FTF-ER: Feature-Topology Fusion-Based Experience Replay Method for Continual Graph Learning
Jinhui Pang, Changqing Lin, Xiaoshuai Hao, Rong Yin, Zixuan Wang, Zhihui Zhang, Jinglin He, Huang Tai Sheng
TL;DR
This work tackles catastrophic forgetting in continual graph learning by redesigning experience replay to leverage both feature-level and global topological information. It introduces Feature-Topology Fusion-based Experience Replay (FTF-ER), which computes feature importance via GraNd and topology importance via a novel Hodge Potential Score, then fuses them into a single sampling criterion. Global topology is obtained through Hodge decomposition on graphs, enabling accurate node ranking without expanding the replay buffer with neighboring nodes, thus reducing storage and runtime costs. Empirical results on four public datasets show state-of-the-art accuracy and efficiency in class-incremental settings, with notable improvements on AA and AF on OGB-Arxiv, while maintaining buffer overhead comparable to topology-agnostic methods.
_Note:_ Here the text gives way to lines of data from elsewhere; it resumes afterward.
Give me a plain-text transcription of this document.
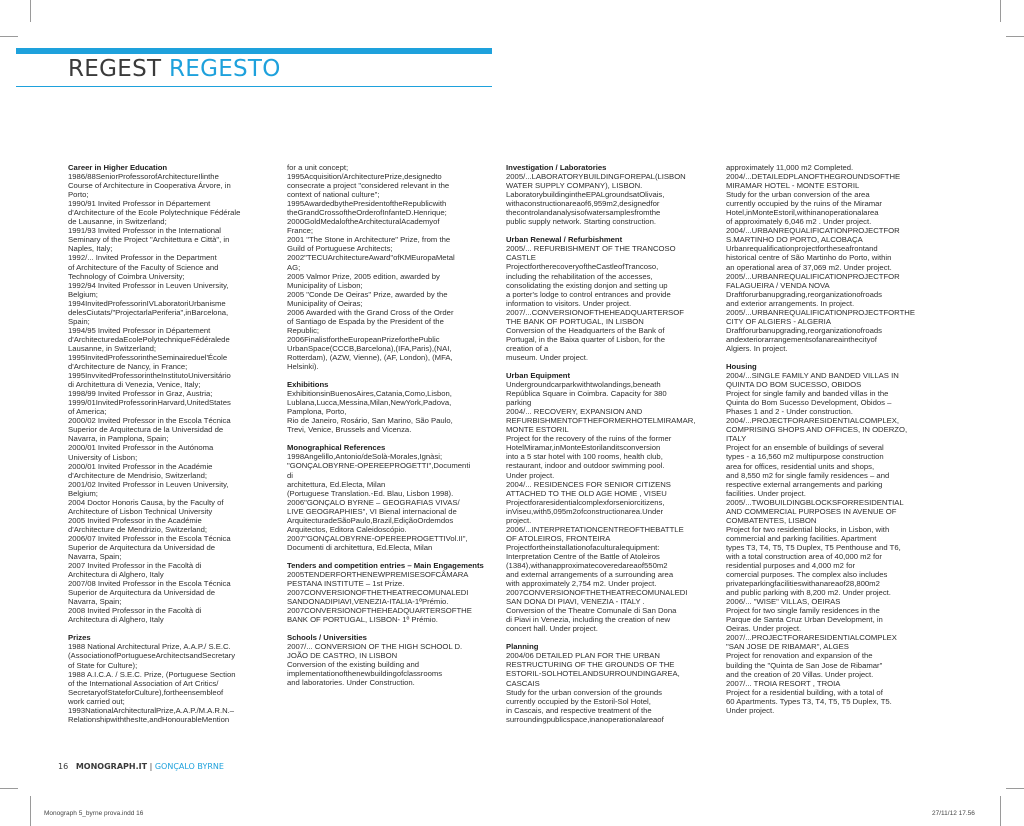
REGEST REGESTO
Career in Higher Education
1986/88SeniorProfessorofArchitectureIlinthe
Course of Architecture in Cooperativa Árvore, in
Porto;
1990/91 Invited Professor in Département
d'Architecture of the Ecole Polytechnique Fédérale
de Lausanne, in Switzerland;
1991/93 Invited Professor in the International
Seminary of the Project "Architettura e Città", in
Naples, Italy;
1992/... Invited Professor in the Department
of Architecture of the Faculty of Science and
Technology of Coimbra University;
1992/94 Invited Professor in Leuven University,
Belgium;
1994InvitedProfessorinIVLaboratoriUrbanisme
delesCiutats/"ProjectarlaPeriferia",inBarcelona,
Spain;
1994/95 Invited Professor in Département
d'ArchitecturedaEcolePolytechniqueFédéralede
Lausanne, in Switzerland;
1995InvitedProfessorintheSeminaireduel'École
d'Architecture de Nancy, in France;
1995InvvitedProfessorintheInstitutoUniversitário
di Architettura di Venezia, Venice, Italy;
1998/99 Invited Professor in Graz, Austria;
1999/01InvitedProfessorinHarvard,UnitedStates
of America;
2000/02 Invited Professor in the Escola Técnica
Superior de Arquitectura de la Universidad de
Navarra, in Pamplona, Spain;
2000/01 Invited Professor in the Autónoma
University of Lisbon;
2000/01 Invited Professor in the Académie
d'Architecture de Mendrisio, Switzerland;
2001/02 Invited Professor in Leuven University,
Belgium;
2004 Doctor Honoris Causa, by the Faculty of
Architecture of Lisbon Technical University
2005 Invited Professor in the Académie
d'Architecture de Mendrizio, Switzerland;
2006/07 Invited Professor in the Escola Técnica
Superior de Arquitectura da Universidad de
Navarra, Spain;
2007 Invited Professor in the Facoltà di
Architectura di Alghero, Italy
2007/08 Invited Professor in the Escola Técnica
Superior de Arquitectura da Universidad de
Navarra, Spain;
2008 Invited Professor in the Facoltà di
Architectura di Alghero, Italy
Prizes
1988 National Architectural Prize, A.A.P./ S.E.C.
(AssociationofPortugueseArchitectsandSecretary
of State for Culture);
1988 A.I.C.A. / S.E.C. Prize, (Portuguese Section
of the International Association of Art Critics/
SecretaryofStateforCulture),fortheensembleof
work carried out;
1993NationalArchitecturalPrize,A.A.P./M.A.R.N.–
RelationshipwiththesIte,andHonourableMention
for a unit concept;
1995Acquisition/ArchitecturePrize,designedto
consecrate a project "considered relevant in the
context of national culture";
1995AwardedbythePresidentoftheRepublicwith
theGrandCrossoftheOrderofInfanteD.Henrique;
2000GoldMedaloftheArchitecturalAcademyof
France;
2001 "The Stone in Architecture" Prize, from the
Guild of Portuguese Architects;
2002"TECUArchitectureAward"ofKMEuropaMetal
AG;
2005 Valmor Prize, 2005 edition, awarded by
Municipality of Lisbon;
2005 "Conde De Oeiras" Prize, awarded by the
Municipality of Oeiras;
2006 Awarded with the Grand Cross of the Order
of Santiago de Espada by the President of the
Republic;
2006FinalistfortheEuropeanPrizeforthePublic
UrbanSpace(CCCB,Barcelona),(IFA,Paris),(NAI,
Rotterdam), (AZW, Vienne), (AF, London), (MFA,
Helsinki).
Exhibitions
ExhibitionsinBuenosAires,Catania,Como,Lisbon,
Lublana,Lucca,Messina,Milan,NewYork,Padova,
Pamplona, Porto,
Rio de Janeiro, Rosário, San Marino, São Paulo,
Trevi, Venice, Brussels and Vicenza.
Monographical References
1998Angelillo,Antonio/deSolà-Morales,Ignàsi;
"GONÇALOBYRNE-OPEREEPROGETTI",Documenti
di
architettura, Ed.Electa, Milan
(Portuguese Translation.-Ed. Blau, Lisbon 1998).
2006"GONÇALO BYRNE – GEOGRAFIAS VIVAS/
LIVE GEOGRAPHIES", VI Bienal internacional de
ArquitecturadeSãoPaulo,Brazil,EdiçãoOrdemdos
Arquitectos, Editora Caleidoscópio.
2007"GONÇALOBYRNE-OPEREEPROGETTIVol.II",
Documenti di architettura, Ed.Electa, Milan
Tenders and competition entries – Main Engagements
2005TENDERFORTHENEWPREMISESOFCÂMARA
PESTANA INSTITUTE – 1st Prize.
2007CONVERSIONOFTHETHEATRECOMUNALEDI
SANDONADIPIAVI,VENEZIA-ITALIA-1ºPrémio.
2007CONVERSIONOFTHEHEADQUARTERSOFTHE
BANK OF PORTUGAL, LISBON- 1º Prémio.
Schools / Universities
2007/... CONVERSION OF THE HIGH SCHOOL D.
JOÃO DE CASTRO, IN LISBON
Conversion of the existing building and
implementationofthenewbuildingofclassrooms
and laboratories. Under Construction.
Investigation / Laboratories
2005/...LABORATORYBUILDINGFOREPAL(LISBON
WATER SUPPLY COMPANY), LISBON.
LaboratorybuildingintheEPALgroundsatOlivais,
withaconstructionareaof6,959m2,designedfor
thecontrolandanalysisofwatersamplesfromthe
public supply network. Starting construction.
Urban Renewal / Refurbishment
2005/... REFURBISHMENT OF THE TRANCOSO
CASTLE
ProjectfortherecoveryoftheCastleofTrancoso,
including the rehabilitation of the accesses,
consolidating the existing donjon and setting up
a porter's lodge to control entrances and provide
information to visitors. Under project.
2007/...CONVERSIONOFTHEHEADQUARTERSOF
THE BANK OF PORTUGAL, IN LISBON
Conversion of the Headquarters of the Bank of
Portugal, in the Baixa quarter of Lisbon, for the
creation of a
museum. Under project.
Urban Equipment
Undergroundcarparkwithtwolandings,beneath
República Square in Coimbra. Capacity for 380
parking
2004/... RECOVERY, EXPANSION AND
REFURBISHMENTOFTHEFORMERHOTELMIRAMAR,
MONTE ESTORIL
Project for the recovery of the ruins of the former
HotelMiramar,inMonteEstorilanditsconversion
into a 5 star hotel with 100 rooms, health club,
restaurant, indoor and outdoor swimming pool.
Under project.
2004/... RESIDENCES FOR SENIOR CITIZENS
ATTACHED TO THE OLD AGE HOME , VISEU
Projectforaresidentialcomplexforseniorcitizens,
inViseu,with5,095m2ofconstructionarea.Under
project.
2006/...INTERPRETATIONCENTREOFTHEBATTLE
OF ATOLEIROS, FRONTEIRA
Projectfortheinstallationofaculturalequipment:
Interpretation Centre of the Battle of Atoleiros
(1384),withanapproximatecoveredareaof550m2
and external arrangements of a surrounding area
with approximately 2,754 m2. Under project.
2007CONVERSIONOFTHETHEATRECOMUNALEDI
SAN DONA DI PIAVI, VENEZIA - ITALY .
Conversion of the Theatre Comunale di San Dona
di Piavi in Venezia, including the creation of new
concert hall. Under project.
Planning
2004/06 DETAILED PLAN FOR THE URBAN
RESTRUCTURING OF THE GROUNDS OF THE
ESTORIL-SOLHOTELANDSURROUNDINGAREA,
CASCAIS
Study for the urban conversion of the grounds
currently occupied by the Estoril-Sol Hotel,
in Cascais, and respective treatment of the
surroundingpublicspace,inanoperationalareaof
approximately 11,000 m2 Completed.
2004/...DETAILEDPLANOFTHEGROUNDSOFTHE
MIRAMAR HOTEL - MONTE ESTORIL
Study for the urban conversion of the area
currently occupied by the ruins of the Miramar
Hotel,inMonteEstoril,withinanoperationalarea
of approximately 6,046 m2 . Under project.
2004/...URBANREQUALIFICATIONPROJECTFOR
S.MARTINHO DO PORTO, ALCOBAÇA
Urbanrequalificationprojectfortheseafrontand
historical centre of São Martinho do Porto, within
an operational area of 37,069 m2. Under project.
2005/...URBANREQUALIFICATIONPROJECTFOR
FALAGUEIRA / VENDA NOVA
Draftforurbanupgrading,reorganizationofroads
and exterior arrangements. In project.
2005/...URBANREQUALIFICATIONPROJECTFORTHE
CITY OF ALGIERS - ALGERIA
Draftforurbanupgrading,reorganizationofroads
andexteriorarrangementsofanareainthecityof
Algiers. In project.
Housing
2004/...SINGLE FAMILY AND BANDED VILLAS IN
QUINTA DO BOM SUCESSO, OBIDOS
Project for single family and banded villas in the
Quinta do Bom Sucesso Development, Obidos –
Phases 1 and 2 - Under construction.
2004/...PROJECTFORARESIDENTIALCOMPLEX,
COMPRISING SHOPS AND OFFICES, IN ODERZO,
ITALY
Project for an ensemble of buildings of several
types - a 16,560 m2 multipurpose construction
area for offices, residential units and shops,
and 8,550 m2 for single family residences – and
respective external arrangements and parking
facilities. Under project.
2005/...TWOBUILDINGBLOCKSFORRESIDENTIAL
AND COMMERCIAL PURPOSES IN AVENUE OF
COMBATENTES, LISBON
Project for two residential blocks, in Lisbon, with
commercial and parking facilities. Apartment
types T3, T4, T5, T5 Duplex, T5 Penthouse and T6,
with a total construction area of 40,000 m2 for
residential purposes and 4,000 m2 for
comercial purposes. The complex also includes
privateparkingfacilitieswithanareaof28,800m2
and public parking with 8,200 m2. Under project.
2006/... "WISE" VILLAS, OEIRAS
Project for two single family residences in the
Parque de Santa Cruz Urban Development, in
Oeiras. Under project.
2007/...PROJECTFORARESIDENTIALCOMPLEX
"SAN JOSE DE RIBAMAR", ALGES
Project for renovation and expansion of the
building the "Quinta de San Jose de Ribamar"
and the creation of 20 Villas. Under project.
2007/... TROIA RESORT , TROIA
Project for a residential building, with a total of
60 Apartments. Types T3, T4, T5, T5 Duplex, T5.
Under project.
16 MONOGRAPH.IT | GONÇALO BYRNE
Monograph 5_byrne prova.indd 16	27/11/12 17.56
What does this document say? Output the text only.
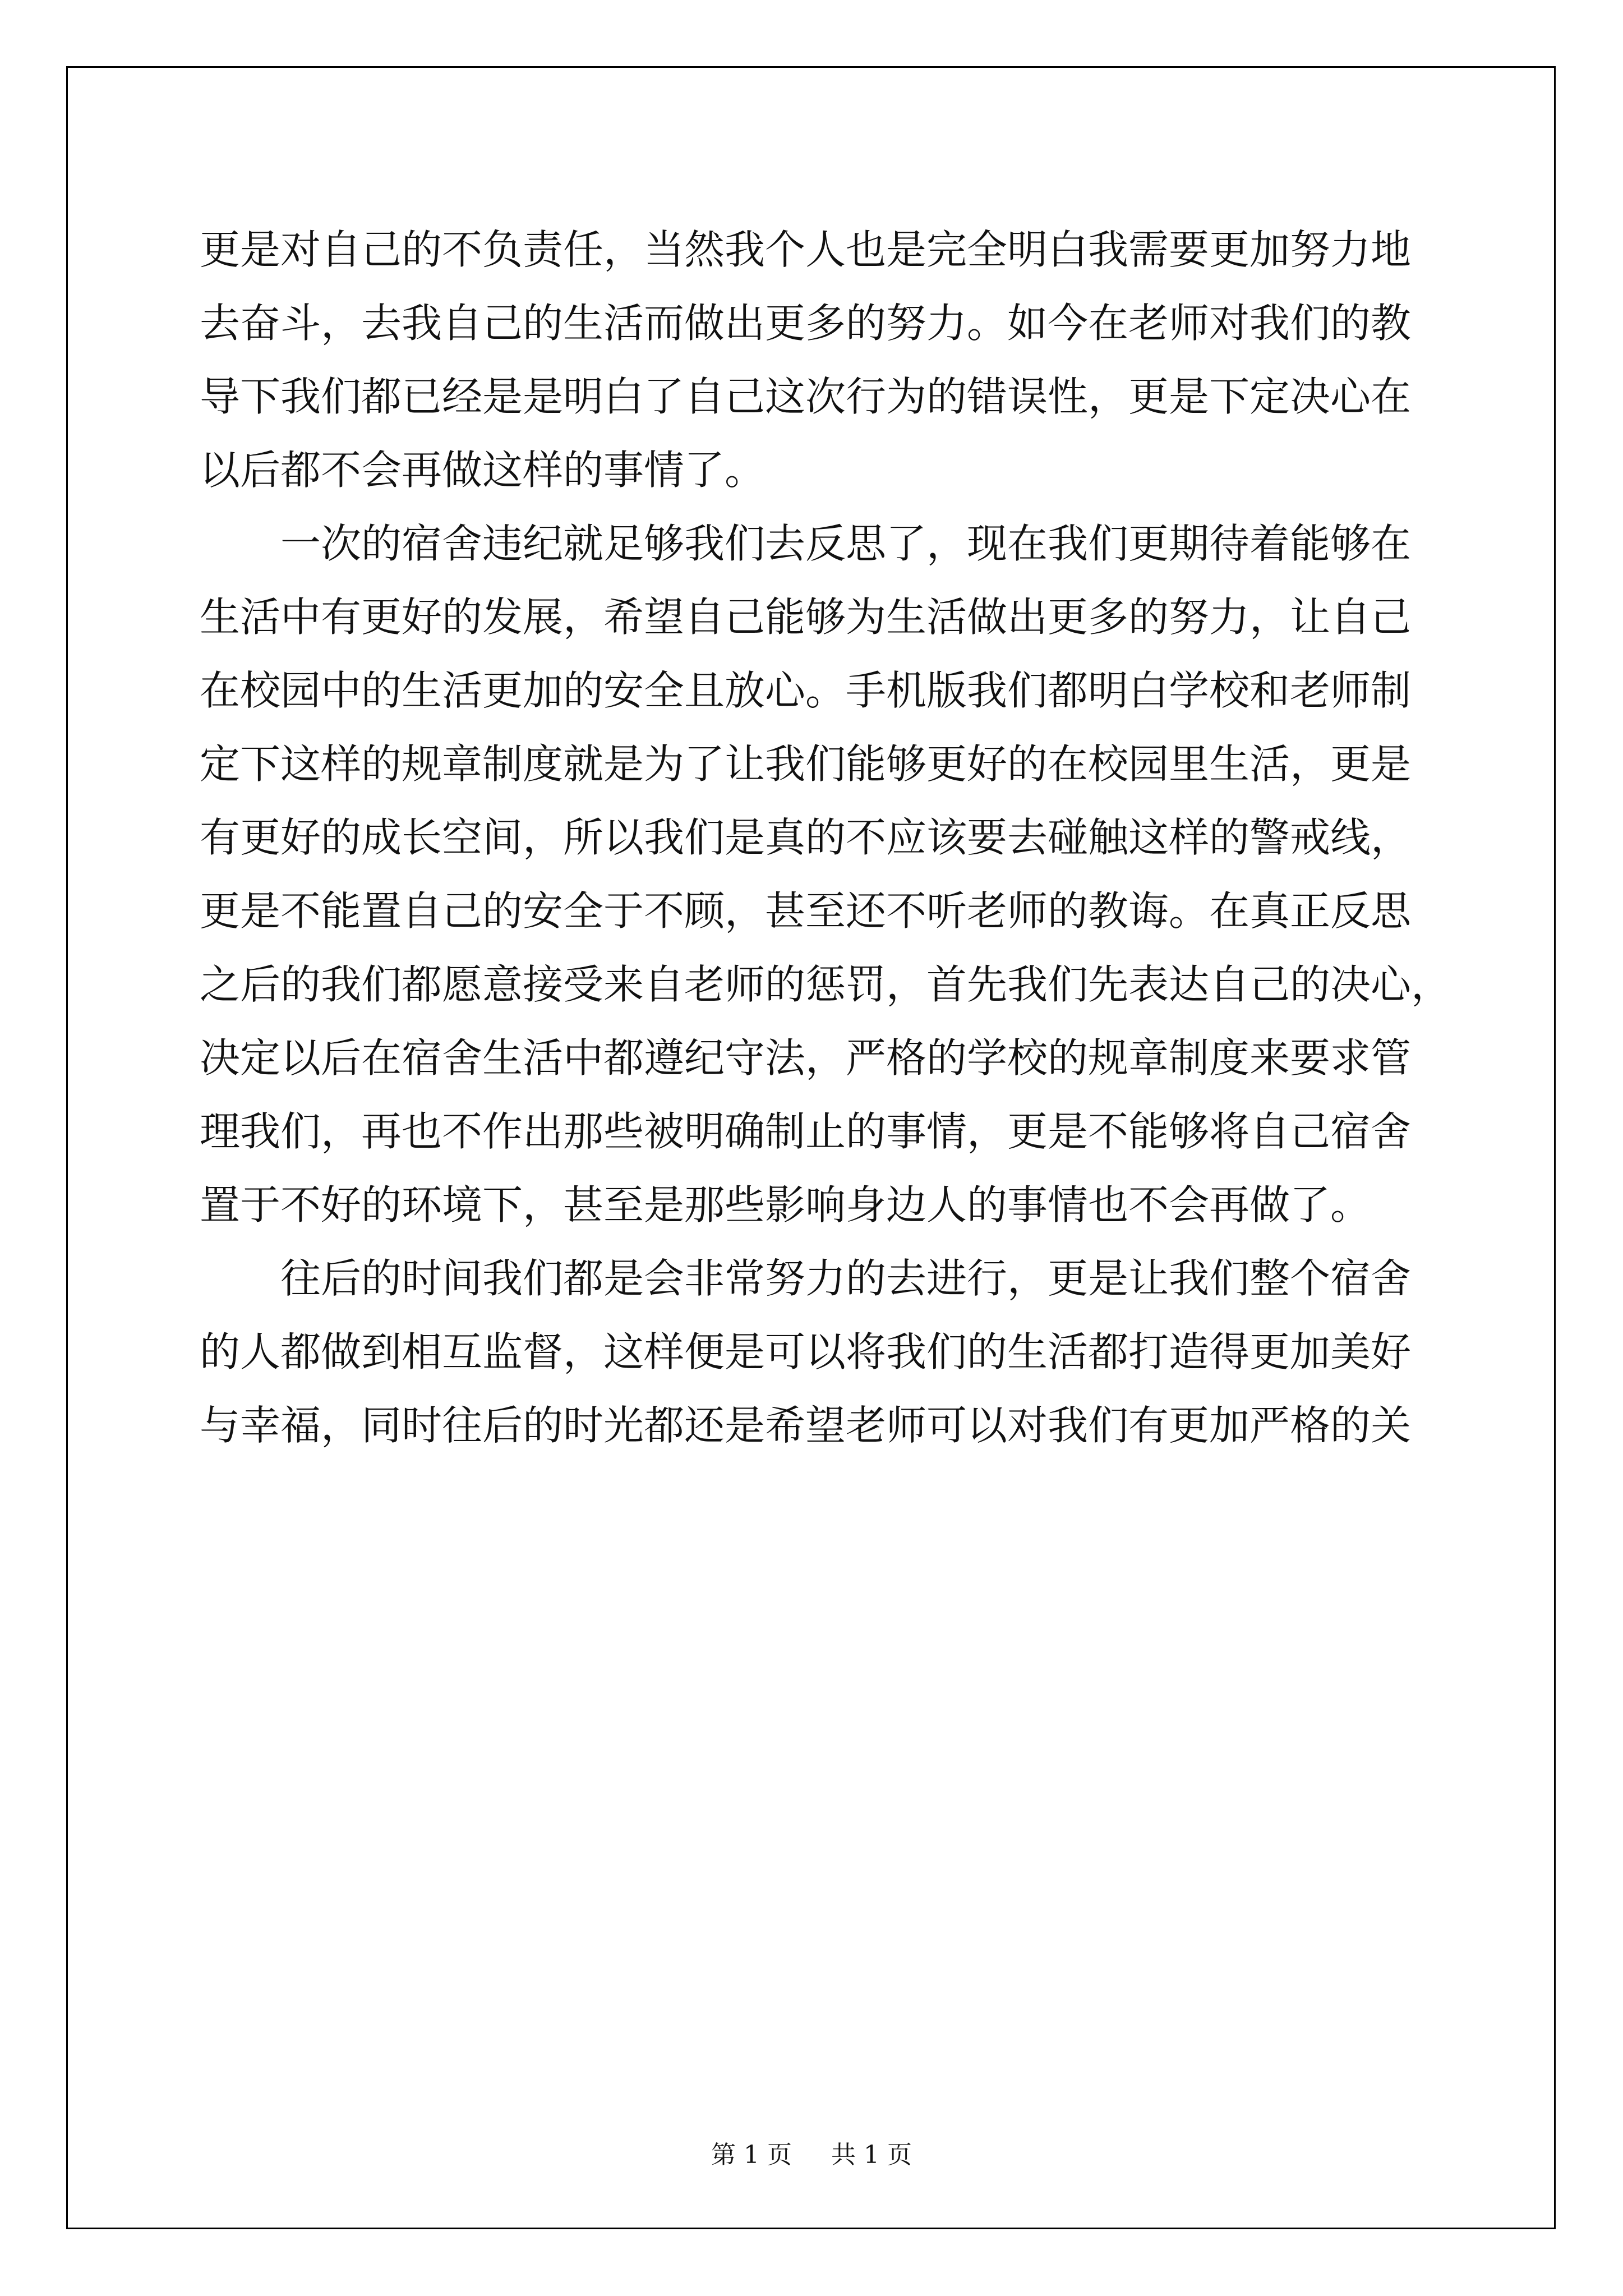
更是对自己的不负责任，当然我个人也是完全明白我需要更加努力地

去奋斗，去我自己的生活而做出更多的努力。如今在老师对我们的教

导下我们都已经是是明白了自己这次行为的错误性，更是下定决心在

以后都不会再做这样的事情了。

一次的宿舍违纪就足够我们去反思了，现在我们更期待着能够在

生活中有更好的发展，希望自己能够为生活做出更多的努力，让自己

在校园中的生活更加的安全且放心。手机版我们都明白学校和老师制

定下这样的规章制度就是为了让我们能够更好的在校园里生活，更是

有更好的成长空间，所以我们是真的不应该要去碰触这样的警戒线，

更是不能置自己的安全于不顾，甚至还不听老师的教诲。在真正反思

之后的我们都愿意接受来自老师的惩罚，首先我们先表达自己的决心，

决定以后在宿舍生活中都遵纪守法，严格的学校的规章制度来要求管

理我们，再也不作出那些被明确制止的事情，更是不能够将自己宿舍

置于不好的环境下，甚至是那些影响身边人的事情也不会再做了。

往后的时间我们都是会非常努力的去进行，更是让我们整个宿舍

的人都做到相互监督，这样便是可以将我们的生活都打造得更加美好

与幸福，同时往后的时光都还是希望老师可以对我们有更加严格的关

第 1 页 共 1 页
The approach provides a principled and scalable means to utilize comprehensive graph data for continual learning in dynamic environments.
Abstract
Continual graph learning (CGL) is an important and challenging task that aims to extend static GNNs to dynamic task flow scenarios. As one of the mainstream CGL methods, the experience replay (ER) method receives widespread attention due to its superior performance. However, existing ER methods focus on identifying samples by feature significance or topological relevance, which limits their utilization of comprehensive graph data. In addition, the topology-based ER methods only consider local topological information and add neighboring nodes to the buffer, which ignores the global topological information and increases memory overhead. To bridge these gaps, we propose a novel method called Feature-Topology Fusion-based Experience Replay (FTF-ER) to effectively mitigate the catastrophic forgetting issue with enhanced efficiency. Specifically, from an overall perspective to maximize the utilization of the entire graph data, we propose a highly complementary approach including both feature and global topological information, which can significantly improve the effectiveness of the sampled nodes. Moreover, to further utilize global topological information, we propose Hodge Potential Score (HPS) as a novel module to calculate the topological importance of nodes. HPS derives a global node ranking via Hodge decomposition on graphs, providing more accurate global topological information compared to neighbor sampling. By excluding neighbor sampling, HPS significantly reduces buffer storage costs for acquiring topological information and simultaneously decreases training time. Compared with state-of-the-art methods, FTF-ER achieves a significant improvement of 3.6% in AA and 7.1% in AF on the OGB-Arxiv dataset, demonstrating its superior performance in the class-incremental learning setting.